Abstract

Patients with an implantable cardioverter defibrillator (ICD) can undergo inappropriate therapies if electrical activity not originating in the ventricle is wrongly recognized as ventricular by the device. Inappropriate therapy can be the result of detection of supraventricular tachycardias or over-sensing of other artifacts by the device. Enhanced detection criteria in third-generation ICD have been implemented to recognize fast supraventricular arrhythmias. Analysis of the use of these criteria in patients with an ICD has shown that arrhythmias detected in the ventricular tachycardia zone are frequently supraventricular (193 supraventricular of 690 tachycardia episodes in 23 of 59 patients). Use of sudden onset was very effective in detecting sinus tachycardia (65 of 67 episodes) and stability was very useful in detecting atrial fibrillation (31 of 32 episodes). However, sensitivity in detecting ventricular tachycardia was only 90% (451 of 497 episodes).
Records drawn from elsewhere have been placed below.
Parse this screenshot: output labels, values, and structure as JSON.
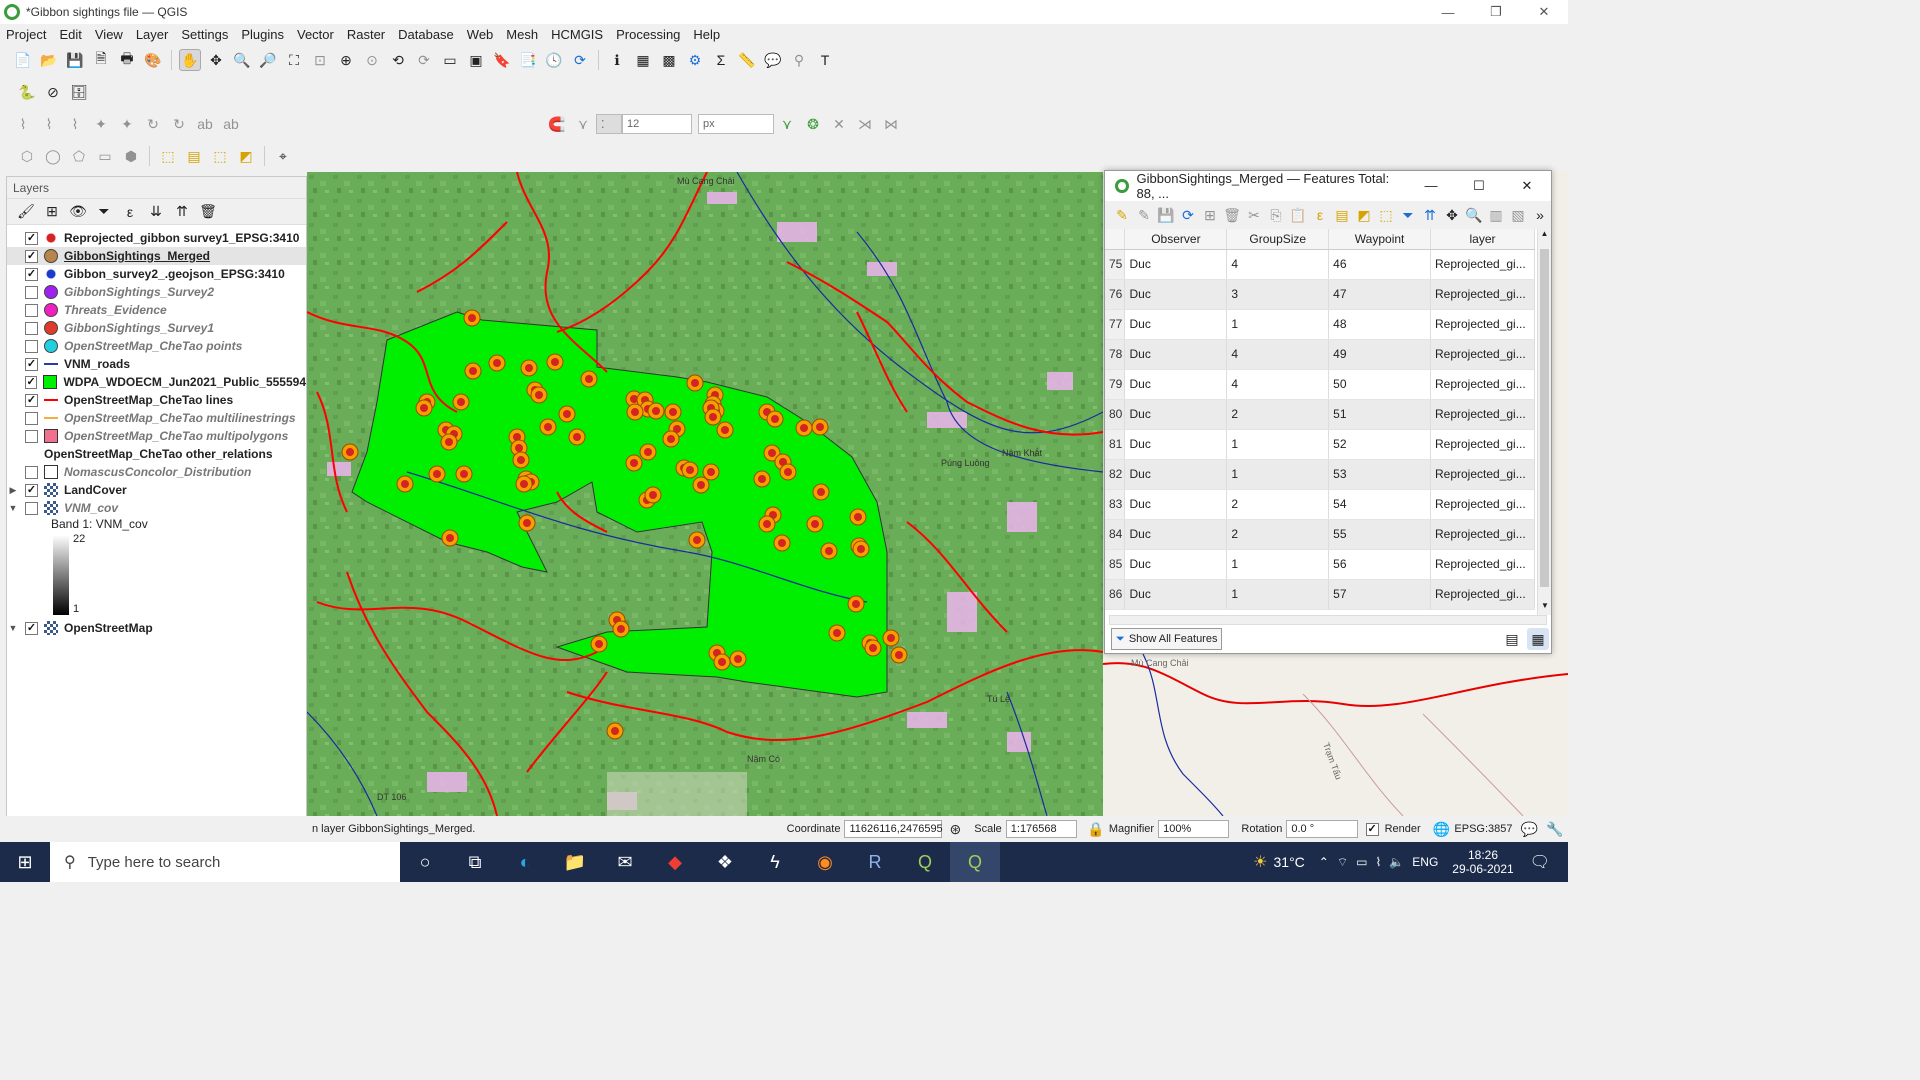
{
  "window": {
    "title": "*Gibbon sightings file — QGIS",
    "minimize": "—",
    "restore": "❐",
    "close": "✕"
  },
  "menu": [
    "Project",
    "Edit",
    "View",
    "Layer",
    "Settings",
    "Plugins",
    "Vector",
    "Raster",
    "Database",
    "Web",
    "Mesh",
    "HCMGIS",
    "Processing",
    "Help"
  ],
  "toolbar": {
    "snap_tolerance": "12",
    "snap_unit": "px"
  },
  "layers_panel": {
    "title": "Layers",
    "items": [
      {
        "label": "Reprojected_gibbon survey1_EPSG:3410",
        "checked": true,
        "symbol": "#d42323",
        "shape": "dot",
        "style": "bold"
      },
      {
        "label": "GibbonSightings_Merged",
        "checked": true,
        "symbol": "#b8864a",
        "shape": "circle",
        "style": "selected"
      },
      {
        "label": "Gibbon_survey2_.geojson_EPSG:3410",
        "checked": true,
        "symbol": "#1a3ccc",
        "shape": "dot",
        "style": "bold"
      },
      {
        "label": "GibbonSightings_Survey2",
        "checked": false,
        "symbol": "#a020f0",
        "shape": "circle",
        "style": "off"
      },
      {
        "label": "Threats_Evidence",
        "checked": false,
        "symbol": "#f020c0",
        "shape": "circle",
        "style": "off"
      },
      {
        "label": "GibbonSightings_Survey1",
        "checked": false,
        "symbol": "#e03a2a",
        "shape": "circle",
        "style": "off"
      },
      {
        "label": "OpenStreetMap_CheTao points",
        "checked": false,
        "symbol": "#20d0e0",
        "shape": "circle",
        "style": "off"
      },
      {
        "label": "VNM_roads",
        "checked": true,
        "symbol": "#2a3aa8",
        "shape": "line",
        "style": "bold"
      },
      {
        "label": "WDPA_WDOECM_Jun2021_Public_555594",
        "checked": true,
        "symbol": "#00ee00",
        "shape": "square",
        "style": "bold"
      },
      {
        "label": "OpenStreetMap_CheTao lines",
        "checked": true,
        "symbol": "#ff0000",
        "shape": "line",
        "style": "bold"
      },
      {
        "label": "OpenStreetMap_CheTao multilinestrings",
        "checked": false,
        "symbol": "#f0b040",
        "shape": "line",
        "style": "off"
      },
      {
        "label": "OpenStreetMap_CheTao multipolygons",
        "checked": false,
        "symbol": "#f07090",
        "shape": "square",
        "style": "off"
      },
      {
        "label": "OpenStreetMap_CheTao other_relations",
        "checked": null,
        "symbol": "#333333",
        "shape": "table",
        "style": "bold"
      },
      {
        "label": "NomascusConcolor_Distribution",
        "checked": false,
        "symbol": "#ffffff",
        "shape": "square",
        "style": "off"
      },
      {
        "label": "LandCover",
        "checked": true,
        "symbol": "#555555",
        "shape": "raster",
        "style": "bold",
        "expand": "▶"
      },
      {
        "label": "VNM_cov",
        "checked": false,
        "symbol": "#555555",
        "shape": "raster",
        "style": "off",
        "expand": "▼"
      }
    ],
    "band_label": "Band 1: VNM_cov",
    "band_max": "22",
    "band_min": "1",
    "osm_layer": "OpenStreetMap"
  },
  "attribute_table": {
    "title": "GibbonSightings_Merged — Features Total: 88, ...",
    "columns": [
      "Observer",
      "GroupSize",
      "Waypoint",
      "layer"
    ],
    "rows": [
      {
        "n": "75",
        "observer": "Duc",
        "group": "4",
        "waypoint": "46",
        "layer": "Reprojected_gi..."
      },
      {
        "n": "76",
        "observer": "Duc",
        "group": "3",
        "waypoint": "47",
        "layer": "Reprojected_gi..."
      },
      {
        "n": "77",
        "observer": "Duc",
        "group": "1",
        "waypoint": "48",
        "layer": "Reprojected_gi..."
      },
      {
        "n": "78",
        "observer": "Duc",
        "group": "4",
        "waypoint": "49",
        "layer": "Reprojected_gi..."
      },
      {
        "n": "79",
        "observer": "Duc",
        "group": "4",
        "waypoint": "50",
        "layer": "Reprojected_gi..."
      },
      {
        "n": "80",
        "observer": "Duc",
        "group": "2",
        "waypoint": "51",
        "layer": "Reprojected_gi..."
      },
      {
        "n": "81",
        "observer": "Duc",
        "group": "1",
        "waypoint": "52",
        "layer": "Reprojected_gi..."
      },
      {
        "n": "82",
        "observer": "Duc",
        "group": "1",
        "waypoint": "53",
        "layer": "Reprojected_gi..."
      },
      {
        "n": "83",
        "observer": "Duc",
        "group": "2",
        "waypoint": "54",
        "layer": "Reprojected_gi..."
      },
      {
        "n": "84",
        "observer": "Duc",
        "group": "2",
        "waypoint": "55",
        "layer": "Reprojected_gi..."
      },
      {
        "n": "85",
        "observer": "Duc",
        "group": "1",
        "waypoint": "56",
        "layer": "Reprojected_gi..."
      },
      {
        "n": "86",
        "observer": "Duc",
        "group": "1",
        "waypoint": "57",
        "layer": "Reprojected_gi..."
      }
    ],
    "filter_button": "Show All Features"
  },
  "map": {
    "place_labels": [
      "Mù Cang Chải",
      "Púng Luông",
      "Nậm Khắt",
      "Tú Lệ",
      "Nậm Có",
      "DT 106",
      "Sơn Lương",
      "Trạm Tấu"
    ]
  },
  "statusbar": {
    "message": "n layer GibbonSightings_Merged.",
    "coordinate_label": "Coordinate",
    "coordinate": "11626116,2476595",
    "scale_label": "Scale",
    "scale": "1:176568",
    "magnifier_label": "Magnifier",
    "magnifier": "100%",
    "rotation_label": "Rotation",
    "rotation": "0.0 °",
    "render_label": "Render",
    "crs": "EPSG:3857"
  },
  "taskbar": {
    "search_placeholder": "Type here to search",
    "temperature": "31°C",
    "lang": "ENG",
    "time": "18:26",
    "date": "29-06-2021"
  }
}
Application of the sustained, rate duration criteria allowed appropriate treatment of all ventricular tachycardia episodes, increasing sensitivity to 100%; however, specificity in appropriate nontreatment of supraventricular episodes decreased from 96% to 83%. Subsequent analysis of different algorithms showed that sudden onset >9% and stability <40 msec was the algorithm with the best specificity and sensitivity. Programming sudden onset and stability detection criteria with a sustained, rate duration safety net for triggering tachycardia therapy results in appropriate device management in most patients with supraventricular and relatively slow ventricular tachycardia.